Rows vs documents thinking in MongoDB - Performance Comparison
When working with databases, it helps to understand how data is stored and accessed. Rows and documents are two ways data can be organized.
We want to see how the time to find or process data changes as the amount of data grows.
Analyze the time complexity of the following MongoDB query.
// Find all documents where age is greater than 30
db.users.find({ age: { $gt: 30 } })
This query searches through a collection of user documents to find those with age over 30.
Look for repeated work done by the database engine.
- Primary operation: Scanning each document to check the age field.
- How many times: Once for every document in the collection.
As the number of documents grows, the database checks more documents.
| Input Size (n) | Approx.
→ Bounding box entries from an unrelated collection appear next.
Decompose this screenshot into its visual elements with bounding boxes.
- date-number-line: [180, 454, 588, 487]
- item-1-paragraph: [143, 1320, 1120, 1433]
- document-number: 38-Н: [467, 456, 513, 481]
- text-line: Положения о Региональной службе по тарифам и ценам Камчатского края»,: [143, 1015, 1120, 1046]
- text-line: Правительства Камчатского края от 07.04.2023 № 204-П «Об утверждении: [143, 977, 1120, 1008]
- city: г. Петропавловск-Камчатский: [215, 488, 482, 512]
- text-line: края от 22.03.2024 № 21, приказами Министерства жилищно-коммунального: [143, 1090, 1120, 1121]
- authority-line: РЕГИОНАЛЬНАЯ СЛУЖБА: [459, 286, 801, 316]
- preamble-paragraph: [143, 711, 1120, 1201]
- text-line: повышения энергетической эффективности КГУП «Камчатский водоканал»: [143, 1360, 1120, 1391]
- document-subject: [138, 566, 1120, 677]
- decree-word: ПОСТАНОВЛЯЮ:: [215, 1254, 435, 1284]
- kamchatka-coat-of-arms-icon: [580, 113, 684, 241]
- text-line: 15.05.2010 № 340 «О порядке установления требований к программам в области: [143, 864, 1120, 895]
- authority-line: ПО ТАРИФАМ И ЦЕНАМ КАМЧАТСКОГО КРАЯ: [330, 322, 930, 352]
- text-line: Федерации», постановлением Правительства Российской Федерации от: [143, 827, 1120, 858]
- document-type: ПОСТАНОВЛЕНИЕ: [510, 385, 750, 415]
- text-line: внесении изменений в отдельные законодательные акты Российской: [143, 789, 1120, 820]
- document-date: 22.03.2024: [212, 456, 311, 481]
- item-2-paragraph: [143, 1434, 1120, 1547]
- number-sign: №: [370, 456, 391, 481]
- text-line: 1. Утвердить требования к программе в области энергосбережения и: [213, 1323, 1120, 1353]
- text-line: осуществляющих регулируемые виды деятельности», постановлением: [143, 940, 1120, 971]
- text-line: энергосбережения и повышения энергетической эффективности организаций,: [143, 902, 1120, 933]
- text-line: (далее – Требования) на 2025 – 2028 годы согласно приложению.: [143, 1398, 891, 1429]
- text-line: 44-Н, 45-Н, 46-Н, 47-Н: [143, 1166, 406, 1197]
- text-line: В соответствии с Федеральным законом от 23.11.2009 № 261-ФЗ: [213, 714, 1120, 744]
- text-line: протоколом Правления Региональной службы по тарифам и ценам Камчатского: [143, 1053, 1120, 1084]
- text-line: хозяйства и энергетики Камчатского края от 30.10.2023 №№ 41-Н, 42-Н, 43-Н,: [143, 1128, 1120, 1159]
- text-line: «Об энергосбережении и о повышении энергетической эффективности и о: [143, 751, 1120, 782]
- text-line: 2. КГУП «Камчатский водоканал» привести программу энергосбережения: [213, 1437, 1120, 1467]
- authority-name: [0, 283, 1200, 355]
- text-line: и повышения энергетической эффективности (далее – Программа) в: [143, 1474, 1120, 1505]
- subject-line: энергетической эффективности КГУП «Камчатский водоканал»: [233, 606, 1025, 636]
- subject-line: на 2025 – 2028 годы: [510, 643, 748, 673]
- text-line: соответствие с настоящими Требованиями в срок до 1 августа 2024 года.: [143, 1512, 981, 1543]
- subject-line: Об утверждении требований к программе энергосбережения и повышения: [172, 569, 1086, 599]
Operations |
|---|---|
| 10 | 10 document checks |
| 100 | 100 document checks |
| 1000 | 1000 document checks |
Pattern observation: The work grows directly with the number of documents.
Time Complexity: O(n)
This means the time to find matching documents grows in a straight line as the collection gets bigger.
[X] Wrong: "Finding documents is always fast because MongoDB stores data as documents."
[OK] Correct: Even with documents, if there is no index, MongoDB must check each document one by one, so time grows with data size.
Understanding how data structure affects search time helps you explain database choices clearly. This skill shows you think about real-world data handling.
"What if we add an index on the age field? How would the time complexity change?"